I’m not lying. I did, even if it wasn’t my true memory, love her at a point of time in that short span of a day. My memory does not lie. “I’m sorry for not telling you the truth sooner, I was afraid.”
She looks at me with her beady eyes, her grip on my leg is almost painful. I pull her up and support her frail body. She takes a shaky breath, letting the tears fall at last. “I’m…so glad to see you!” She throws herself into my arms, wailing. “I’m so, so glad to see you–and I don’t even know who you are!”

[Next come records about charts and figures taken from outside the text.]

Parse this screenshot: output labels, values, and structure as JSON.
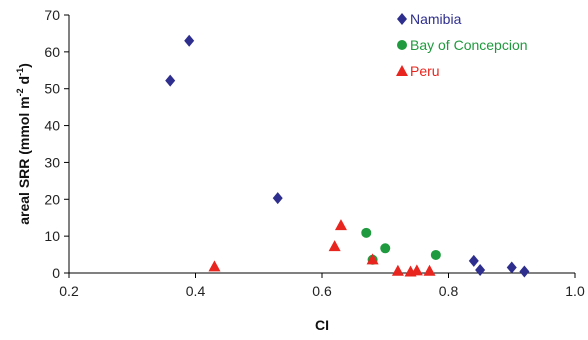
{
  "chart_data": {
    "type": "scatter",
    "xlabel": "CI",
    "ylabel": "areal SRR (mmol m",
    "ylabel_sup1": "-2",
    "ylabel_mid": " d",
    "ylabel_sup2": "-1",
    "ylabel_end": ")",
    "xlim": [
      0.2,
      1.0
    ],
    "ylim": [
      0,
      70
    ],
    "x_ticks": [
      "0.2",
      "0.4",
      "0.6",
      "0.8",
      "1.0"
    ],
    "y_ticks": [
      "0",
      "10",
      "20",
      "30",
      "40",
      "50",
      "60",
      "70"
    ],
    "grid": false,
    "legend_position": "top-right",
    "series": [
      {
        "name": "Namibia",
        "marker": "diamond",
        "color": "#2e2e8f",
        "points": [
          {
            "x": 0.36,
            "y": 52.2
          },
          {
            "x": 0.39,
            "y": 63.0
          },
          {
            "x": 0.53,
            "y": 20.3
          },
          {
            "x": 0.84,
            "y": 3.3
          },
          {
            "x": 0.85,
            "y": 0.8
          },
          {
            "x": 0.9,
            "y": 1.5
          },
          {
            "x": 0.92,
            "y": 0.4
          }
        ]
      },
      {
        "name": "Bay of Concepcion",
        "marker": "circle",
        "color": "#1f9a3e",
        "points": [
          {
            "x": 0.67,
            "y": 10.9
          },
          {
            "x": 0.68,
            "y": 3.6
          },
          {
            "x": 0.7,
            "y": 6.7
          },
          {
            "x": 0.78,
            "y": 4.9
          }
        ]
      },
      {
        "name": "Peru",
        "marker": "triangle",
        "color": "#e8251e",
        "points": [
          {
            "x": 0.43,
            "y": 1.8
          },
          {
            "x": 0.62,
            "y": 7.3
          },
          {
            "x": 0.63,
            "y": 13.0
          },
          {
            "x": 0.68,
            "y": 3.7
          },
          {
            "x": 0.72,
            "y": 0.6
          },
          {
            "x": 0.74,
            "y": 0.4
          },
          {
            "x": 0.75,
            "y": 0.7
          },
          {
            "x": 0.77,
            "y": 0.6
          }
        ]
      }
    ]
  }
}
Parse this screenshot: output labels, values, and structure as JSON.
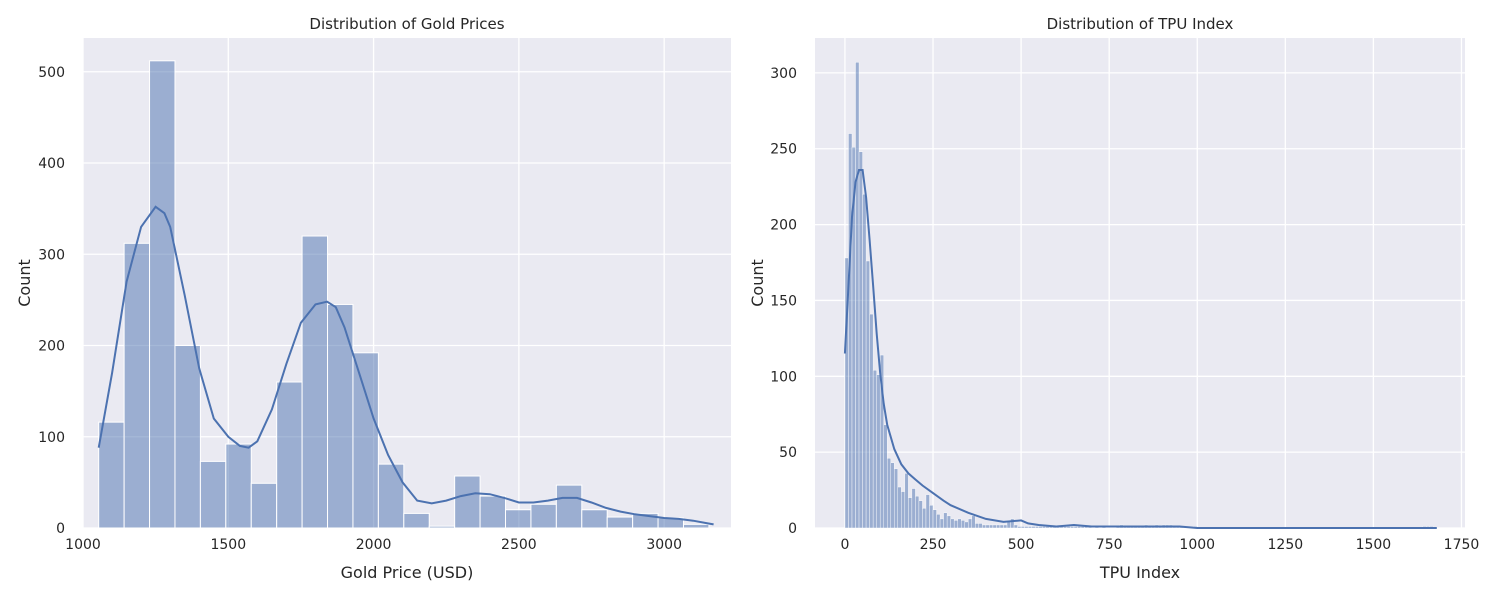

I wrap her tightly in the shawl and hold her up. “I’m Yin. Yin Rivers. This body I am in belongs to a very brave nurse named Emily Parr.” I gently pat her hair, “I’m originally a man, old enough to be your uncle, really. I live with my Mum and my cat, Milko, in a small town near a place called Greater Yang City. When I first met you, it was my first soul-swap, my first transmigration.”
I can only imagine how scared she must feel right now. The fact that she’s here, means that transmigration is happening to other souls out of my time. If she’s here then…how?
“I have all of Robert’s memories, up until the point I became him, and till the point I ran in front of that bus…I’m sorry.”
She sucks in her blocked nose noisily and nuzzles against my top. “I’m really lucky, aren’t I? I got to meet you again. It doesn’t matter who you were, you chose to not tell me because you wanted to protect me, didn’t you?”
I instinctively hold her a little closer, “…Yeah.”
I look up at the roofs. The injuries on her body hint to something quite clear. “This body,” she whispers softly, voice muffled in my shirt, “Her name’s Dahlia. Her father was…was…”
“You don’t have to recall anything.”
“H-He was gonna pull the trigger so I…jumped off the roof of that tall building. I really wanted to die…so I…” She slowly lets go of me and wipes her face, the blood from her wrists drip down her elbows, melting into bits of green and blue before miraculously returning to the cuts in the form of soul-wisps. “I don’t blame you, Mr Yin.”
My problems can wait. Sika can wait. As long as I’m alive here, he’ll be fine. Bending down, I scoop her up onto my back, lifting her off the ground. “Hold on. I’m taking you to the hospital.”
“No! I’m healing–”
“Still.”
“Mr Yin, your shoulder–”
“It’s nothing.”
“No! It’s torn, isn’t it? Doesn’t it hurt?”
“I have a very high pain tolerance. Though, I think you’re the more amazing one.” I can only support her leg with one hand, she holds onto my shoulders tightly. She had said some things of key importance earlier: she’s unable to go home, she remembers me, and she’s healing. Which means that suicide isn’t an escape route this time. “If only he was here…”
“Who?”
“Oh uh, a friend of mine.” I’m not sure how she’d react if I told her about Death.
Just as I’m about to make my way back through the alleyway, I hear a puddle splash behind us. Ray instantly freezes, her breath rapidly escalating into near hyperventilation. “Mr Yin!”
“You hold on tight. I will protect you. I promise.”